By SUSANNAH TOMBES
It has been said that the only people who are pro-life are old, white men. This is simply just not the case. While it is true that there are many older men in Congress who say that they are pro-life, I have seen an increase in millennials switching their views on abortion and embracing the pro-life stance.
I was raised in a Catholic home that held the traditional values of the Church closely and I also saw these views lived out. When I was younger, the tragedy of abortion did not affect me as greatly as it does now, mostly because there was not much for a seven-year-old to really do about the injustice. Now, I am the President of the Students for Life Club here at UMW and I have a great zeal in defending the dignity and gift of each human life.
Although many religious-minded people are pro-life, the views on this are changing as well. Rachel Hodges, a freshman here at UMW is both an atheist and pro-life. She says, “As a society, we have forgotten how precious life is. Millennials take for granted everything they are given, even the miracle of a child.”

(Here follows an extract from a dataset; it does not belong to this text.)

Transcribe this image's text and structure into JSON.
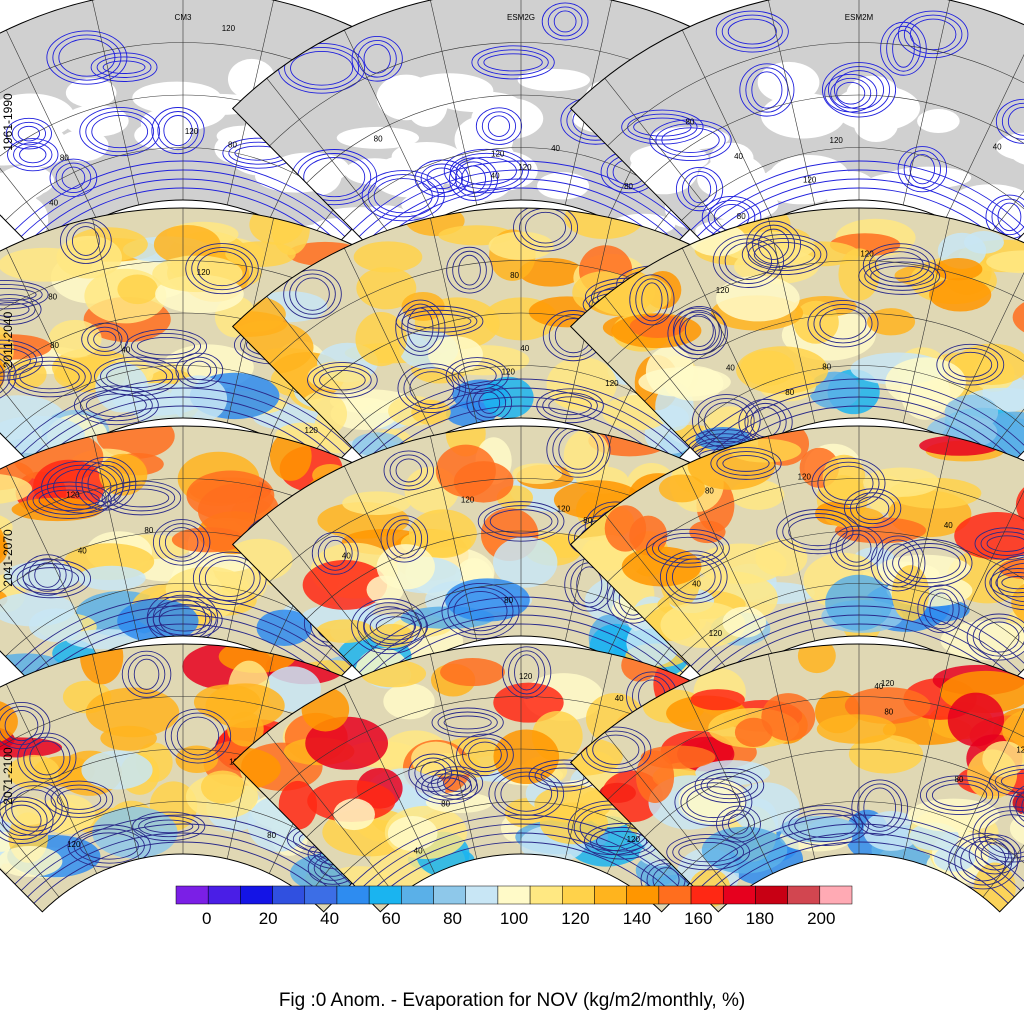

I have seen a change in the pro-life movement, growing from primarily faith-based organizations to broader spectrums. Non-profits such as Feminists for Life and Secular Pro-Life have gained a growing number of followers and supporters. I believe that this is because millennials are beginning to see how valuable life is and how the abortion issue is not a political issue, but instead a human rights one.
Stephen Lamm, Secretary of UMW’s College Republicans believes, “More young people are becoming pro-life because of what we have seen at Planned Parenthood and how they reportedly sell baby/fetus parts for money.
Now that is just unethical, and our generation is fed up with corruption and politicians and groups that only care about money.” Lamm shares that he is a centrist Republican, meaning that he, “takes views from all parts of the political spectrum” and that there have been special cases where understands the pro-choice point of view, but he is more geared to the pro-life argument.
However, the pro-life viewpoint does have flaws, and I say that as someone who has been pro-life for the entirety of her life. It is easy to fall into the category of pro-birth and completely forget about the stages of life after birth. An easy one to dismiss is that of refugees. Emily James, a junior in the Education program, shares that her father is an immigrant and has been a reason she has such a drive to support immigrants, refugees and their families.
Personally, I have never really known any concrete ways of helping these people, but Emily provided some simple ways to start. “Listening. Working with them, talking to them. Volunteer at adult career centers to teach English, and you might end up learning their language too.” We also talked about getting comfortable with being uncomfortable. I think that goes with caring for the dignity of every human life, no matter the stage.
I do not think for a second that you can claim to be pro-life, while refusing to support the mother who has chosen life for her child and is in need of emotional and financial support. I do not think that you can claim to be pro-life without showing support to the immigrants and refugees who need to know that their lives matter just as much as my family’s lives matter.